A new school symbolizing a new beginning - but with heightened security - stands ready for Amish students who survived a shooting that killed five of their classmates exactly six months ago.
The one-room New Hope Amish School was scheduled to open Monday, a few hundred meters from the spot where the massacre took place. Built by the entire community, the school is protected by more sophisticated locks on its doors and is reachable only by a private drive.
It replaces the West Nickel Mines Amish School, which was torn down Oct. 12. Ten days earlier, milk truck driver Charles Carl Roberts IV shot 10 girls inside the school and then committed suicide as police closed in.

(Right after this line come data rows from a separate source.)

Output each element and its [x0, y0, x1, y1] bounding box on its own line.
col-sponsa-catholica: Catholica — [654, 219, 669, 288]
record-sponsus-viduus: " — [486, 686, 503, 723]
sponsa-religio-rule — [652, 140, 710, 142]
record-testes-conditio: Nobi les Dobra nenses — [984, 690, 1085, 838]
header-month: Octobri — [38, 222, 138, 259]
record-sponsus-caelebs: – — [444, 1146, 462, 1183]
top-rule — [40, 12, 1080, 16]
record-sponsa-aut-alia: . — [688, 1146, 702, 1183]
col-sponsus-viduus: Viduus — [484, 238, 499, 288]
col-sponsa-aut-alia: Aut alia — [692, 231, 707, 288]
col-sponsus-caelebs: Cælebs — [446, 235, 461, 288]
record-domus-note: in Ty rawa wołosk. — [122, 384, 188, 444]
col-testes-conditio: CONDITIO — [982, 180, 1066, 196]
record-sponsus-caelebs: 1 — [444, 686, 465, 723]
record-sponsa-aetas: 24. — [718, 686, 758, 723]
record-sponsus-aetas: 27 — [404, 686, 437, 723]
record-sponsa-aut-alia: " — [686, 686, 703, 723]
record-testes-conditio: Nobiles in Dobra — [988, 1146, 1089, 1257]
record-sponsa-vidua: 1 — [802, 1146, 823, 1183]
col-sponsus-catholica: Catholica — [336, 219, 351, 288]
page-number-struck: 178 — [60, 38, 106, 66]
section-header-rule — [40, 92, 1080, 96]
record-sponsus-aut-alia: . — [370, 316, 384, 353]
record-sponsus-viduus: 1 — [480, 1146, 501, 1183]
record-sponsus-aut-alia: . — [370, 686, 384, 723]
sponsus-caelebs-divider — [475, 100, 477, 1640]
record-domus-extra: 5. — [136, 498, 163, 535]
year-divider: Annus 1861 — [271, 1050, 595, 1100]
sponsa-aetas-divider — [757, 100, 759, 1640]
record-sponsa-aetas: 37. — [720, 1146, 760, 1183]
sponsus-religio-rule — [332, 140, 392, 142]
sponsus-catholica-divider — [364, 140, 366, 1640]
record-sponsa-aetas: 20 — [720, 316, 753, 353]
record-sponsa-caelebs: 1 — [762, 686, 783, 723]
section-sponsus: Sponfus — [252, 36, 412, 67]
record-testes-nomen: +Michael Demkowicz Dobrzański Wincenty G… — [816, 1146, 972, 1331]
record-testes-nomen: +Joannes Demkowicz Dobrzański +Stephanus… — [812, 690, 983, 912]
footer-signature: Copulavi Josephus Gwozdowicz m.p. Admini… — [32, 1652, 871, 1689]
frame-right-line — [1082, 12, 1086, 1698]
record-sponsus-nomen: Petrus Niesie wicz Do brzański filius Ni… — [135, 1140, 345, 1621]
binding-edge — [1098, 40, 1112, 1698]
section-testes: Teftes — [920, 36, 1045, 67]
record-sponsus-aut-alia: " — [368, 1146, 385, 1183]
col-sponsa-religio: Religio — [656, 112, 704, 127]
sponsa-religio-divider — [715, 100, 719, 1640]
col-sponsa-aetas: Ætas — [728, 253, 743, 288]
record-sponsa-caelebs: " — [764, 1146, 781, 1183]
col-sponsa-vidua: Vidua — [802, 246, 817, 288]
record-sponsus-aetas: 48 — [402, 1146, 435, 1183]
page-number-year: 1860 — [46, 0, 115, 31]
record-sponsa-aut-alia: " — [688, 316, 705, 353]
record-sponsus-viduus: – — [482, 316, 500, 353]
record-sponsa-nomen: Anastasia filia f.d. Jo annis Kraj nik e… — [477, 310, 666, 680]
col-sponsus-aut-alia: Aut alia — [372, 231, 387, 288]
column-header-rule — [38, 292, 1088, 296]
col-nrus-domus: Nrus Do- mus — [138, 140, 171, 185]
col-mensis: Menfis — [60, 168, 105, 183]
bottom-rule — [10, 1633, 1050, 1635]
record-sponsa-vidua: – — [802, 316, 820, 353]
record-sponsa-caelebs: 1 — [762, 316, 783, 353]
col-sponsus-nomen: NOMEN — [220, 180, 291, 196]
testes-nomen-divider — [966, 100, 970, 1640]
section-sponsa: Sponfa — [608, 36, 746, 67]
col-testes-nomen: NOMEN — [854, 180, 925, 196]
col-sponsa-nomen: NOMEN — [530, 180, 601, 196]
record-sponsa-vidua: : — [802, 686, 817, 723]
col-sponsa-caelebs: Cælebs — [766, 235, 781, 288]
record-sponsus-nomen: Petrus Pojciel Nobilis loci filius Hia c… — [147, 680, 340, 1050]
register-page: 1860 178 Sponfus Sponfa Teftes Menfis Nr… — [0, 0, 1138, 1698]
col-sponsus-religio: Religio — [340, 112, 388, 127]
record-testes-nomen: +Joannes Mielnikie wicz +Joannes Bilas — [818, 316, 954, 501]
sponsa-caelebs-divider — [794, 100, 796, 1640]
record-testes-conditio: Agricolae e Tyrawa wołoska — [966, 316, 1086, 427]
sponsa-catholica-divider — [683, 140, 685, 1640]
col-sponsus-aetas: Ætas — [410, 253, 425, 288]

The new school's construction costs were paid for in part with a portion of more than $4 million (EUR3 million) in donations to the Nickel Mines Accountability Committee, the primary organization collecting donations on behalf of the victims.
The money also has helped to provide care for the five girls who were wounded by Roberts.
Four of the five wounded girls have returned to school. The fifth girl, a 6-year-old, is fed by a feeding tube and is not able to communicate, according to Mike Hart of the Bart Township Fire Department, who is also a committee member.
Roberts' widow, Marie, and their three children have moved from their home in the village of Georgetown, about a mile from the shooting, to another community within Lancaster County, according to Hart.
Charles Roberts, apparently tormented by an unconfirmed memory of having molested relatives 20 years earlier, and by the 1997 death of his own infant daughter, shot and killed himself. Amish families attended his burial service.
The new school, partially made of brick, also was funded by donations made directly to the school board, and by in-kind contributions.
The Amish are a community that shuns modern conveniences like automobiles and electricity, opting for a simple, agrarian lifestyle.